There were 335 cases when the clamp was applied below the renal arteries and in whom data were supplied for both the preoperative creatinine level and the outcome for renal function.

Table 11. Level of renal impairment in patients with an infra-renal aortic clamp
Preoperative creatinine level No renal impairment % Urea >5mmol above preoperative level % Renal support % Total
≤125 μmol/L 264 95 10 4 3 1 277
>125 μmol/L 46 79 9 16 3 5 58
Total 310   19   6   335

Despite a preoperative creatinine level of ≤ 125 μmol/L, 5% of patients with an infra-renal aortic clamp developed some degree of renal impairment. This figure rose to 21% for those with a preoperative creatinine level above 125 μmol/L.

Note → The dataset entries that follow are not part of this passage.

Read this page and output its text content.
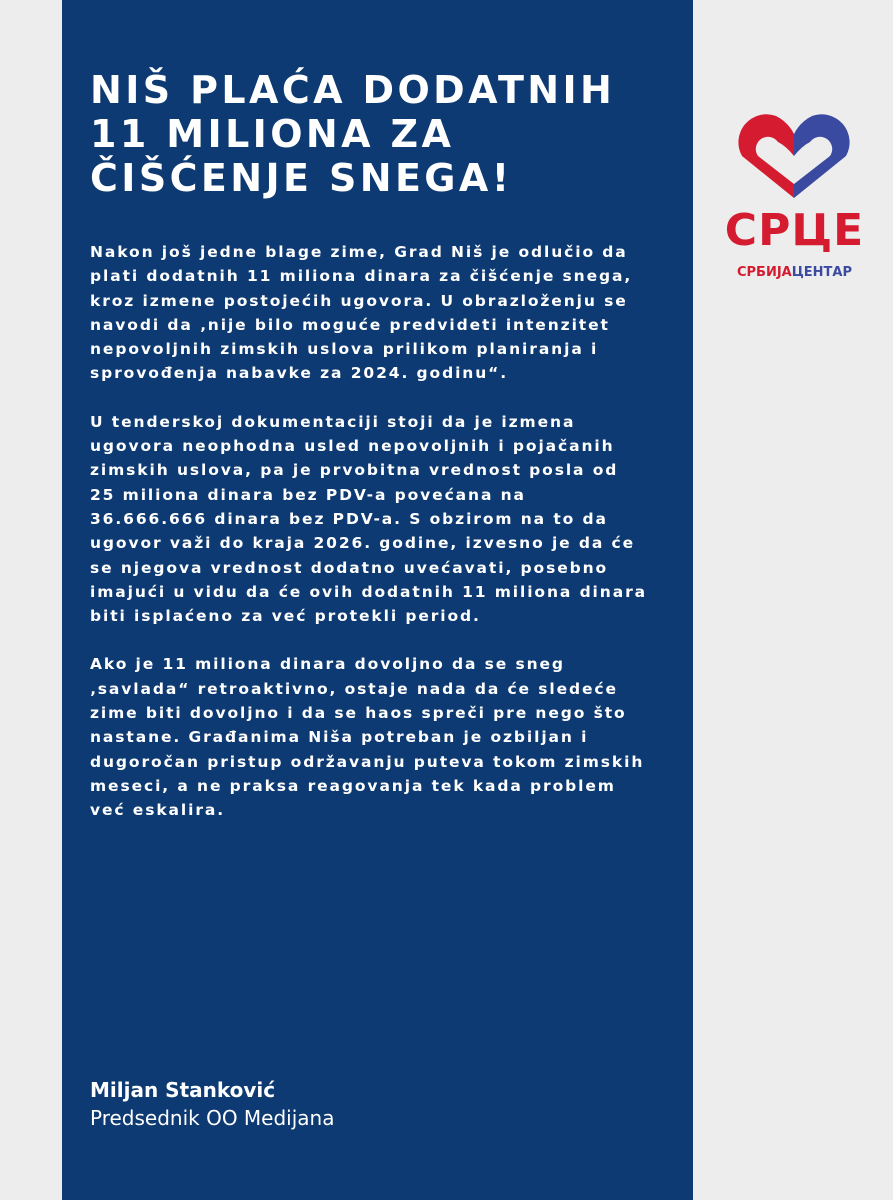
NIŠ PLAĆA DODATNIH 11 MILIONA ZA ČIŠĆENJE SNEGA!

Nakon još jedne blage zime, Grad Niš je odlučio da plati dodatnih 11 miliona dinara za čišćenje snega, kroz izmene postojećih ugovora. U obrazloženju se navodi da ‚nije bilo moguće predvideti intenzitet nepovoljnih zimskih uslova prilikom planiranja i sprovođenja nabavke za 2024. godinu“.

U tenderskoj dokumentaciji stoji da je izmena ugovora neophodna usled nepovoljnih i pojačanih zimskih uslova, pa je prvobitna vrednost posla od 25 miliona dinara bez PDV-a povećana na 36.666.666 dinara bez PDV-a. S obzirom na to da ugovor važi do kraja 2026. godine, izvesno je da će se njegova vrednost dodatno uvećavati, posebno imajući u vidu da će ovih dodatnih 11 miliona dinara biti isplaćeno za već protekli period.

Ako je 11 miliona dinara dovoljno da se sneg ‚savlada“ retroaktivno, ostaje nada da će sledeće zime biti dovoljno i da se haos spreči pre nego što nastane. Građanima Niša potreban je ozbiljan i dugoročan pristup održavanju puteva tokom zimskih meseci, a ne praksa reagovanja tek kada problem već eskalira.

Miljan Stanković
Predsednik OO Medijana
СРЦЕ
СРБИЈАЦЕНТАР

Four patients (1%, 4/426) were reported to have suffered a stroke within 30 days of surgery. One of the two patients who had a disabling stroke died.

Two patients (0.5%, 2/427) developed ischaemic bowel, (confirmed either at laparotomy, by mucosal changes at endoscopy or at autopsy). Both patients died.

1% (4/426) of patients developed paraplegia but all survived to 30 days. This would seem to have been a more frequent event than might have been anticipated. It is a catastrophic complication. NCEPOD has no information on the consent process, so cannot comment on whether the possibility of this complication would have been explained to the patient before the operation.

‘Other’ complications were reported for 19% (68/367) of patients.